The question of whether there were two genetically distinct herds first arose in 2012 after wildlife biologist Natalie Halbert theorized that the Yellowstone's Central Plateau and Northern Range bison herds were genetically separate. That theory became part of a legal battle over whether the park's bison needed to be listed as a threatened species under the Endangered Species Act.
Back in 2014, the Buffalo Field Campaign and Western Watersheds Project petitioned the U.S. Fish and Wildlife Service to extend "threatened" or "endangered" designation under the ESA to Yellowstone's bison. In a somewhat lengthy petition of more than 60 pages, the groups argued that Yellowstone's bison are "the largest remnant population of the Plains bison that ranged across much of United States until it was eliminated post-settlement."
The Fish and Wildlife Service opted in December 2015 not to extend such protection, holding that there was no "substantial scientific or commercial information" to justify such a designation and that bison numbers in the park were growing and so it wasn't going to do a "status review" on whether bison were doomed.

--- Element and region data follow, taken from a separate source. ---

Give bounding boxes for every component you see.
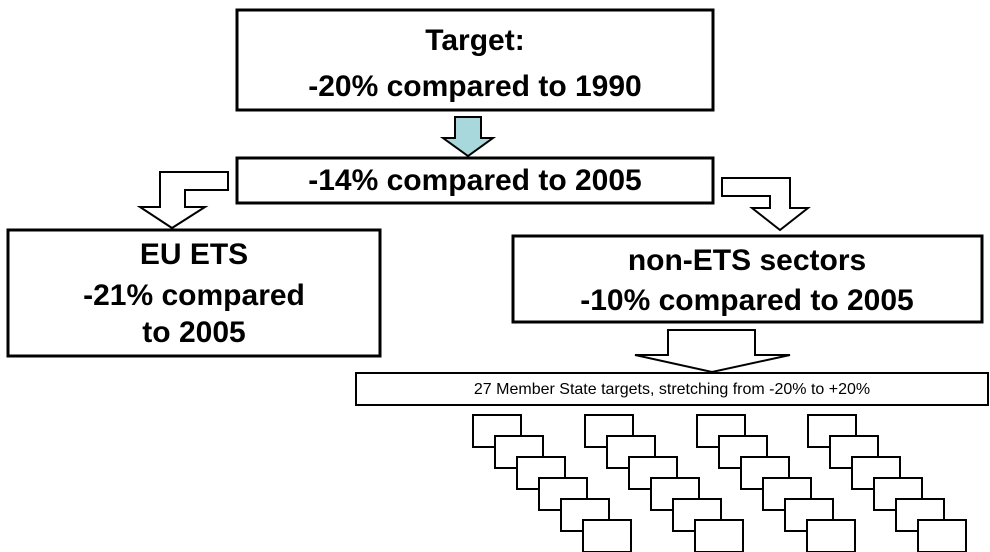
overall-box [235,156,715,205]
target-value: -20% compared to 1990 [308,70,641,103]
member-state-box [806,519,856,552]
left-arrow [136,171,229,230]
member-state-boxes [472,414,967,552]
right-arrow [721,177,811,232]
member-states-box [355,372,989,406]
ets-box [6,228,382,358]
ets-line: to 2005 [142,316,245,349]
ets-title: EU ETS [140,238,248,271]
member-states-text: 27 Member State targets, stretching from… [474,381,870,398]
target-label: Target: [425,24,524,57]
member-state-box [582,519,632,552]
non-ets-box [511,234,984,324]
ets-line: -21% compared [83,279,305,312]
down-arrow [439,116,497,158]
non-ets-line: -10% compared to 2005 [580,284,913,317]
big-down-arrow [634,329,791,374]
non-ets-title: non-ETS sectors [628,244,866,277]
member-state-box [917,519,967,552]
target-box [235,8,715,112]
overall-text: -14% compared to 2005 [308,164,641,197]
member-state-box [694,519,744,552]
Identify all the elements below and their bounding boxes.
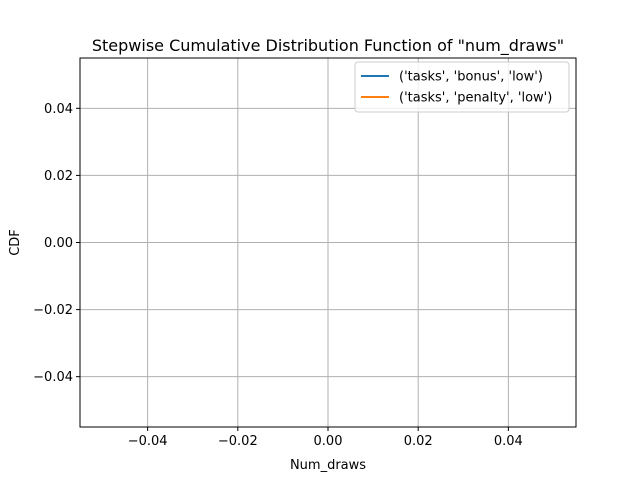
x-tick-label: −0.04 <box>128 434 168 449</box>
x-tick-label: −0.02 <box>218 434 258 449</box>
legend-box <box>354 61 570 113</box>
x-tick-label: 0.04 <box>494 434 523 449</box>
legend-label-penalty: ('tasks', 'penalty', 'low') <box>399 91 552 106</box>
grid-lines <box>80 58 576 427</box>
legend: ('tasks', 'bonus', 'low') ('tasks', 'pen… <box>354 61 570 113</box>
axis-ticks: −0.04 −0.02 0.00 0.02 0.04 0.04 0.02 0.00 −0.02 −… <box>33 102 523 449</box>
x-tick-label: 0.00 <box>314 434 343 449</box>
y-tick-label: −0.04 <box>33 370 73 385</box>
chart-title: Stepwise Cumulative Distribution Functio… <box>92 36 564 56</box>
y-tick-label: −0.02 <box>33 303 73 318</box>
y-tick-label: 0.00 <box>44 236 73 251</box>
x-axis-label: Num_draws <box>290 458 366 473</box>
legend-label-bonus: ('tasks', 'bonus', 'low') <box>399 70 543 85</box>
y-tick-label: 0.04 <box>44 102 73 117</box>
y-tick-label: 0.02 <box>44 169 73 184</box>
x-tick-label: 0.02 <box>404 434 433 449</box>
y-axis-label: CDF <box>8 229 23 256</box>
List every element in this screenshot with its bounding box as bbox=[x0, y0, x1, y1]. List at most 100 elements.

But in January 2022 the Buffalo Field Campaign and Western Watersheds Project renewed their legal battle over that question.
The two groups had found Halbert's study and raised the question into whether, if there were two distinct herds, the National Park Service needed to be managing for 6,000 bison in Yellowstone, not 3,000? While the Fish and Wildlife Service again disagreed with the conservation groups, a federal judge in January 2022 once again said the federal agency didn't properly examine the issue and ordered the wildlife agency to re-examine, for a third time, the groups' petition.
U.S. District Judge Randolph D. Moss at the time did not rule one way or another on whether Yellowstone's bison merit ESA protection, but he did say the Fish and Wildlife Service needed to do a better job of explaining why it doesn't think they do.
While the Fish and Wildlife Service has yet to rule the ESA petition, the latest genetic analysis dismisses the theory that there are two distinct bison populations in Yellowstone.
"Even though there are multiple breeding herds and clear evidence of historical bison lineages, it appears substantial gene fow is occurring throughout the population," the study's conclusion states.
The paper was prepared by Rick Wallen and P.J. White from the Yellowstone Center for Resources at the national park; and Sam Stroupe and James N. Derr from the Department of Veterinary Pathobiology at Texas A&M University.